I have a 10 gal. tank with lots of hiding places. Is it at all possible to keep 2 male bettas together in this tank.


----------



## It'sJames (Nov 15, 2007)

No, I wouldn't try it. You may get away with it for a little while, but eventually someone will get hurt, or more likely, be killed.


----------



## Falina (Feb 25, 2007)

No, it's not.


----------



## SST (Nov 17, 2007)

Nope, not two bettas. But there are other compatible fish you could put with him. 

Or a snail or two. Or some shrimp. Or african dwarf frogs. Maybe. Not all bettas will tolerate a snail, shrimp, or frogs. Just depends on their personality. Mine bullied the new snail. Kept him pinned in the corner! :lol:


----------



## It'sJames (Nov 15, 2007)

My african dwarf frogs tore off my bettas dorsal fin last night.... I'd be very careful if you put frogs and bettas together.[/img]


----------



## Cody (Dec 22, 2007)

In a 10gal, I would suggest not to. If you had a decently large tank (55+), you could possible do it.

You can add many other fish that do not have long fins, however.


----------



## Oldman47 (Sep 7, 2007)

In a 10 gallon, if you want your betta to have company, get him 2 or 3 platies. They will not bother him much and will encourage him to swim around more. Exercise is good for bettas too. Another betta in any small container, small meaning less than 100 gallons, is something I would avoid.


----------



## sean_x1 (Jan 26, 2008)

it is possible if there like the wild ones, they develop territorys


----------



## Shane (Jan 26, 2008)

ghreed said:


> In a 10 gallon, if you want your betta to have company, get him 2 or 3 platies.

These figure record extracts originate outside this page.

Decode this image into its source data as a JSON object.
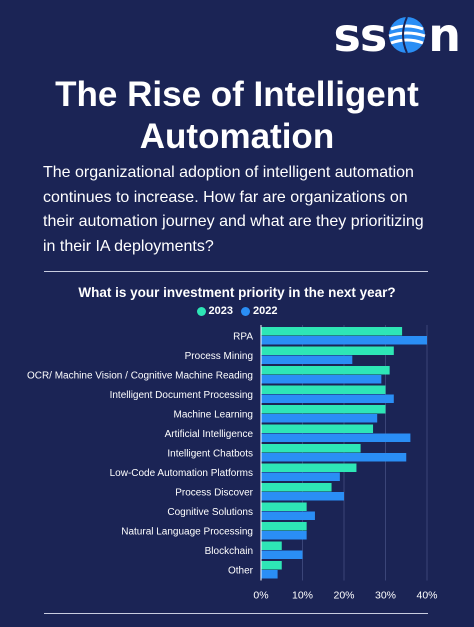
{
  "brand": {
    "logo_text_left": "ss",
    "logo_text_right": "n"
  },
  "title": "The Rise of Intelligent Automation",
  "intro": "The organizational adoption of intelligent automation continues to increase. How far are organizations on their automation journey and what are they prioritizing in their IA deployments?",
  "colors": {
    "background": "#1b2455",
    "series_2023": "#2ee6b6",
    "series_2022": "#2a8ef5",
    "text": "#ffffff",
    "grid": "#3b4578"
  },
  "chart_data": {
    "type": "bar",
    "orientation": "horizontal",
    "title": "What is your investment priority in the next year?",
    "categories": [
      "RPA",
      "Process Mining",
      "OCR/ Machine Vision / Cognitive Machine Reading",
      "Intelligent Document Processing",
      "Machine Learning",
      "Artificial Intelligence",
      "Intelligent Chatbots",
      "Low-Code Automation Platforms",
      "Process Discover",
      "Cognitive Solutions",
      "Natural Language Processing",
      "Blockchain",
      "Other"
    ],
    "series": [
      {
        "name": "2023",
        "color": "#2ee6b6",
        "values": [
          34,
          32,
          31,
          30,
          30,
          27,
          24,
          23,
          17,
          11,
          11,
          5,
          5
        ]
      },
      {
        "name": "2022",
        "color": "#2a8ef5",
        "values": [
          40,
          22,
          29,
          32,
          28,
          36,
          35,
          19,
          20,
          13,
          11,
          10,
          4
        ]
      }
    ],
    "xlim": [
      0,
      40
    ],
    "xticks": [
      "0%",
      "10%",
      "20%",
      "30%",
      "40%"
    ],
    "grid": true,
    "legend": "top-center"
  }
}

They will not bother him much and will encourage him to swim around more. Exercise is good for bettas too. Another betta in any small container, small meaning less than 100 gallons, is something I would avoid.


I have an empty 700 litre (~184 US gallons) which I am preparing to fill, are you suggesting I could possibly put two male bettas in it?


----------



## Falina (Feb 25, 2007)

Shane said:


> ghreed said:
> 
> 
> > In a 10 gallon, if you want your betta to have company, get him 2 or 3 platies. They will not bother him much and will encourage him to swim around more. Exercise is good for bettas too. Another betta in any small container, small meaning less than 100 gallons, is something I would avoid.
> ...


Regardless of tank size, 2 male bettas kept together will almost definitely kill each other I'm afraid.


----------



## Shane (Jan 26, 2008)

Falina said:


> Shane said:
> 
> 
> > ghreed said:
> ...


Thought so, thanks.


----------